A MÁQUINA DE FAZER FRIO

A malta de Matosinhos viu, com profunda tristeza e o estômago ainda meio revirado pela última dose de farturas, os carrosséis e as habituais atracções da festa partirem em busca de nova romaria e de outro santo padroeiro mais necessitado de milagres. Contudo, para os amantes do surrealismo quotidiano, não foi preciso esperar um ano inteiro para que, no mesmíssimo local, se instalasse um novo foco de atracção local. Não propriamente turística, concedo, mas de uma genialidade mecânica nunca antes vista na Invicta. Ora, precisamente onde outrora se erguia a mítica barraca das farturas com o seu óleo sagrado, alguém com demasiada iniciativa e manifesta falta de supervisão decidiu instalar um gerador monumental, equipado com dois tubos de dimensões tão colossais que seriam capazes de esconder, com assinalável conforto, vários prisioneiros em plena fuga de uma cadeia de alta segurança. A brilhante ideia por detrás daquela escultura industrial consistia, nada mais, nada menos, do que tentar resolver as crónicas maleitas do ar condicionado das composições do Metro do Porto, injectando ali uma monumental lufada de ar frio directamente nas entranhas das carruagens.

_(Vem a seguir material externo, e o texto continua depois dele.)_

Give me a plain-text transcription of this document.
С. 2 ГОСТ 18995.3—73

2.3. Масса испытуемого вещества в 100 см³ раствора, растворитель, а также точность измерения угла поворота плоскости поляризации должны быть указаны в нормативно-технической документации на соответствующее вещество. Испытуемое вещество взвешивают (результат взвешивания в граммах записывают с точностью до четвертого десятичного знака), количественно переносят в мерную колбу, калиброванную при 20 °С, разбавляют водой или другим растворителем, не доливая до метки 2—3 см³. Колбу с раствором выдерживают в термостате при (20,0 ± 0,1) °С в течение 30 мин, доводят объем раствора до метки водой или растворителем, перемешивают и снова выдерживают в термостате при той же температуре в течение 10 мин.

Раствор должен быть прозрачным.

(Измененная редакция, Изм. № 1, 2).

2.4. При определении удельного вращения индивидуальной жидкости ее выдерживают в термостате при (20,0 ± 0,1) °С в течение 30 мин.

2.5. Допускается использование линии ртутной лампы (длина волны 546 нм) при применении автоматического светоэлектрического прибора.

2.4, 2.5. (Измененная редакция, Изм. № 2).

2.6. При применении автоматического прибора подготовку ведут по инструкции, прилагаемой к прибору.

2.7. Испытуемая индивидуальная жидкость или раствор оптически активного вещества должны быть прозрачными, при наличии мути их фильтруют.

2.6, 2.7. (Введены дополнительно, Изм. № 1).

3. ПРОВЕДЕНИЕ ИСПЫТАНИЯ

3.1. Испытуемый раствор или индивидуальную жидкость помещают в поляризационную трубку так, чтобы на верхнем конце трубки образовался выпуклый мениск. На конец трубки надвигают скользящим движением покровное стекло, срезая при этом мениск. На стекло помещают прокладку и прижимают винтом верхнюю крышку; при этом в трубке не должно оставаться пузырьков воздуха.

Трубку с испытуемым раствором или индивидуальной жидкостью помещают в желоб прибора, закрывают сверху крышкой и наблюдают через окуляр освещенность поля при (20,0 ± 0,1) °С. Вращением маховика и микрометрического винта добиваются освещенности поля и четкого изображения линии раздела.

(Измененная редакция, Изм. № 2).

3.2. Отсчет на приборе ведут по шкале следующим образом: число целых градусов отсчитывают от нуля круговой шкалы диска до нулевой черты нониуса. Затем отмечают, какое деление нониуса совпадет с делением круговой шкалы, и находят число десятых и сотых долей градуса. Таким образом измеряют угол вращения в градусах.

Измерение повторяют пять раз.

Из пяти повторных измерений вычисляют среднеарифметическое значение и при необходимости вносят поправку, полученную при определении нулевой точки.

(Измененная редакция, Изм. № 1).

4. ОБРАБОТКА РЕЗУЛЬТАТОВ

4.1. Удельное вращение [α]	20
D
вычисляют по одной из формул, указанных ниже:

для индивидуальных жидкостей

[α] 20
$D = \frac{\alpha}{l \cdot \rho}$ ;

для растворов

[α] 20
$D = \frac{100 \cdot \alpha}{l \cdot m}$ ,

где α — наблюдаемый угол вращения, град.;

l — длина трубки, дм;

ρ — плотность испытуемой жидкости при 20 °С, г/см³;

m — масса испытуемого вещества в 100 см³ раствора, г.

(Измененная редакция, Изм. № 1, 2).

Mais do que discutir a duvidosa eficácia científica daquela engenhoca, sinto-me na estrita obrigação de reconhecer o esforço hercúleo do génio criativo que a engendrou, demonstrando uma capacidade quase divina para vender gelo a esquimós. Sim, porque para além da estupidez aparente do conceito, é preciso um mérito comercial inquestionável para conseguir convencer as altas patentes da empresa de transportes a abrir os cordões à bolsa e a suportar financeiramente esta monumental idiotice pública. No entanto, tal como os carrosséis do Senhor de Matosinhos a máquina já abandonou o recinto da festa após uma curtíssima temporada de testes sem sucesso, que apenas serviram para atrair a comunicação social em peso e arrancar algumas gargalhadas aos transeuntes. O problema do calor nas carruagens mantém-se rigorosamente na mesma, em busca de outra mente brilhante. Da minha parte, resta-me apenas a desilusão de ver o estaleiro vazio: é que a geringonça foi retirada antes mesmo que eu pudesse tentar a minha sorte e vender-lhes um stock de ventoinhas de papel que tenho guardadas na garagem.